Mêmes difficultés pour les commerces : « On a beaucoup de mal à en vendre ou à en louer, explique remy R , un ami commerçant de Pointe-à-Pitre qui a dû fermer boutique . Le centre-ville a été abandonné au profit des zones périphériques. La grande distribution maintient une pression phénoménale pour s’agrandir, s’implanter encore et toujours. La périphérie de la ville de Fort-de-France et de pointe à pitre est quadrillée de grandes surfaces. Mais le danger pointe également à l’horizon pour ces centres commerciaux. Les centres commerciaux connaissent des temps difficiles.

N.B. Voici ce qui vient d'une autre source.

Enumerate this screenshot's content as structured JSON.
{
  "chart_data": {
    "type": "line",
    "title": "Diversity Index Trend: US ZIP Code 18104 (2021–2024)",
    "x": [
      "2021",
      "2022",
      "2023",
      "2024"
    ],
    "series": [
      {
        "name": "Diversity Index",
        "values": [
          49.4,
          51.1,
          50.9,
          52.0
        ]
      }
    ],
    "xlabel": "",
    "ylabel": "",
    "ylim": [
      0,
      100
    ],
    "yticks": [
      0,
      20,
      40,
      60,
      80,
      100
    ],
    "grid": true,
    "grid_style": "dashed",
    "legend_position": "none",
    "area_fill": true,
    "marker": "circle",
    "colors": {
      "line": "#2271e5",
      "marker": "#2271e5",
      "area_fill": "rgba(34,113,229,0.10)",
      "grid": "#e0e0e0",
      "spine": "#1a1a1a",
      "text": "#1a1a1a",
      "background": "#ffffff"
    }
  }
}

Ces espaces de plusieurs milliers de m2 ne séduisent plus. En France, leur fréquentation aurait diminué de 1,8% en 2017 pour de nouveau atteindre -1,7% en 2018 selon le Conseil National des Centres Commerciaux (CNCC).
Même le week-end du Black Friday n’a pas réussi à convaincre les français :-15% de visites sur l’ensemble du territoire !

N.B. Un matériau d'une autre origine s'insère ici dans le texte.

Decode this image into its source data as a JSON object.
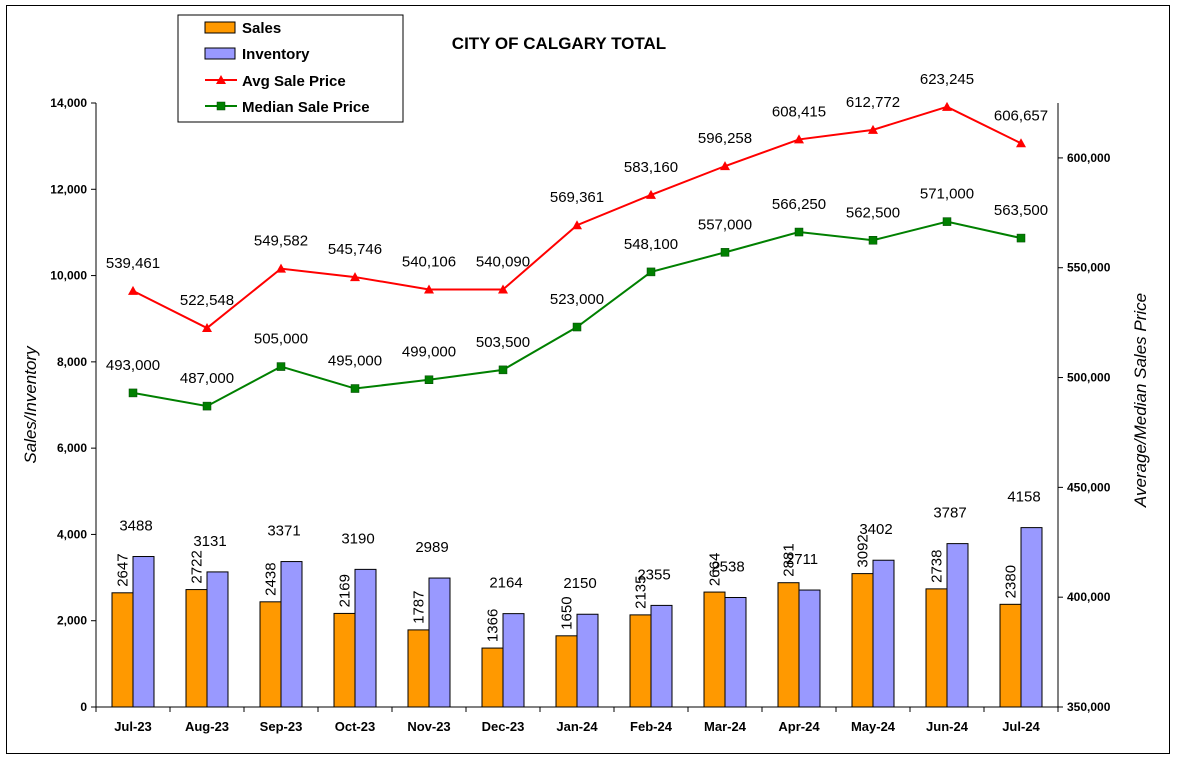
{
  "chart_data": {
    "type": "bar",
    "title": "CITY OF CALGARY TOTAL",
    "ylabel_left": "Sales/Inventory",
    "ylabel_right": "Average/Median Sales Price",
    "ylim_left": [
      0,
      14000
    ],
    "ylim_right": [
      350000,
      625000
    ],
    "yticks_left": [
      "0",
      "2,000",
      "4,000",
      "6,000",
      "8,000",
      "10,000",
      "12,000",
      "14,000"
    ],
    "yticks_right": [
      "350,000",
      "400,000",
      "450,000",
      "500,000",
      "550,000",
      "600,000"
    ],
    "categories": [
      "Jul-23",
      "Aug-23",
      "Sep-23",
      "Oct-23",
      "Nov-23",
      "Dec-23",
      "Jan-24",
      "Feb-24",
      "Mar-24",
      "Apr-24",
      "May-24",
      "Jun-24",
      "Jul-24"
    ],
    "legend_position": "top-left",
    "series": [
      {
        "name": "Sales",
        "type": "bar",
        "axis": "left",
        "color": "#FF9900",
        "values": [
          2647,
          2722,
          2438,
          2169,
          1787,
          1366,
          1650,
          2135,
          2664,
          2881,
          3092,
          2738,
          2380
        ],
        "labels": [
          "2647",
          "2722",
          "2438",
          "2169",
          "1787",
          "1366",
          "1650",
          "2135",
          "2664",
          "2881",
          "3092",
          "2738",
          "2380"
        ]
      },
      {
        "name": "Inventory",
        "type": "bar",
        "axis": "left",
        "color": "#9999FF",
        "values": [
          3488,
          3131,
          3371,
          3190,
          2989,
          2164,
          2150,
          2355,
          2538,
          2711,
          3402,
          3787,
          4158
        ],
        "labels": [
          "3488",
          "3131",
          "3371",
          "3190",
          "2989",
          "2164",
          "2150",
          "2355",
          "2538",
          "2711",
          "3402",
          "3787",
          "4158"
        ]
      },
      {
        "name": "Avg Sale Price",
        "type": "line",
        "axis": "right",
        "color": "#FF0000",
        "marker": "triangle",
        "values": [
          539461,
          522548,
          549582,
          545746,
          540106,
          540090,
          569361,
          583160,
          596258,
          608415,
          612772,
          623245,
          606657
        ],
        "labels": [
          "539,461",
          "522,548",
          "549,582",
          "545,746",
          "540,106",
          "540,090",
          "569,361",
          "583,160",
          "596,258",
          "608,415",
          "612,772",
          "623,245",
          "606,657"
        ]
      },
      {
        "name": "Median Sale Price",
        "type": "line",
        "axis": "right",
        "color": "#008000",
        "marker": "square",
        "values": [
          493000,
          487000,
          505000,
          495000,
          499000,
          503500,
          523000,
          548100,
          557000,
          566250,
          562500,
          571000,
          563500
        ],
        "labels": [
          "493,000",
          "487,000",
          "505,000",
          "495,000",
          "499,000",
          "503,500",
          "523,000",
          "548,100",
          "557,000",
          "566,250",
          "562,500",
          "571,000",
          "563,500"
        ]
      }
    ]
  }
}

Un constat préoccupant, qui touche aussi bien l’Hexagone que le reste du monde depuis plusieurs années. En effet, en 2018 , Jan Kniffen, analyste du commerce de détail, affirmait déjà qu’un tiers des centres commerciaux américains fermeraient d’ici les prochaines années. En France hexagonale ,200 d’entres eux seraient considérés comme étant “en danger”.

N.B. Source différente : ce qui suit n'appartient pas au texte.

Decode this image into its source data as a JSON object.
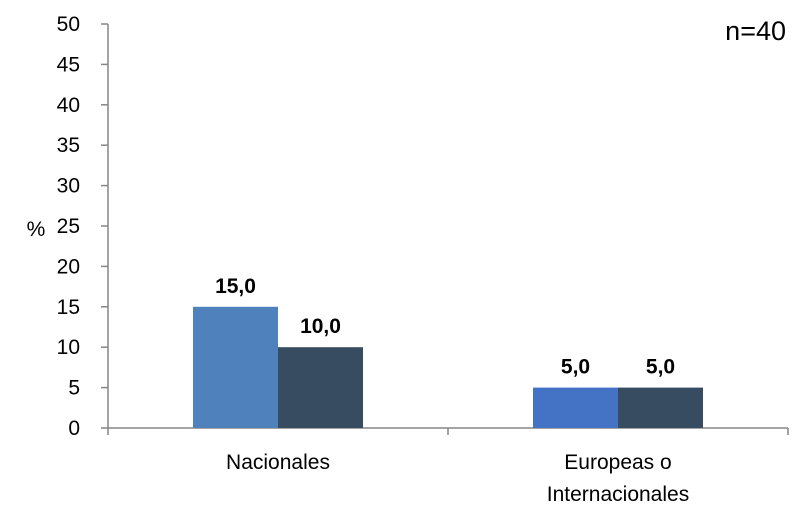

Il faudrait être benêt pour ne pas avoir compris aujourd’hui les désagréments qui s’annoncent dans la décennie pour les centres commerciaux en Martinique et en Guadeloupe . Cette situation globale attestée par les chiffres nécessiterait une réaction forte des représentants de l’économie, du commerce et de l’artisanat . Elle est illustrée concrètement par ces quelques images d’abandon commercial des deux villes telle que le simple promeneur peut les constater. On est loin de villes capitales d’art et d’histoire . S’ensuit alors un véritable cercle vicieux : à leur tour, d’autres magasins ferment aussi boutique, faisant alors augmenter le taux de vacance du centre. Le chiffre d’affaires global baisse, jusqu’à atteindre un point de non-retour. Sans parler du fait que de nombreuses personnes perdent leur emploi, les mettant ainsi dans une situation précaire.
Quelles sont les causes de cet essoufflement ?
L’e-commerce est en plein essor en Martinique et Guadeloupe.
L’un des premiers facteurs de cette décroissance du commerce est le boom du commerce en ligne, et les achats effectués à l’étranger lors de voyages ou encore de croisières.
L’e-commerce a changé le comportement d’achat des consommateurs. 51% d’entre eux déclarent privilégier le canal en ligne pour obtenir de meilleures offres tandis que 34% favorisent l’achat online pour gagner du temps et de l’argent .
L’accès à un choix plus large et la livraison à domicile sont eux aussi des raisons qui incitent les consommateurs à opter pour un achat sur un site marchand plutôt que de se rendre en boutique.
Je crois être lucide sur le jugement que je porte sur l’avenir . Je pense donc n’avoir pas choisi la dramatisation de la situation économique de Fort-de-France et Pointe-à-Pitre pour faire naître les inquiétudes, comme certains esprits chagrins vont s’echiner à le dire . Vu les attentes croissantes de la rue et la dégradation de l’environnement économique , la pression ne cesse de croître sur les entreprises qui tardent à s’adapter à la nouvelle donne économique et financière. Un choc financier paraît de plus en plus incontournable pour Fort-de-France et Pointe-à-Pitre … Dans les années qui viennent, de nombreuses entreprises connaîtront ainsi des transformations radicales.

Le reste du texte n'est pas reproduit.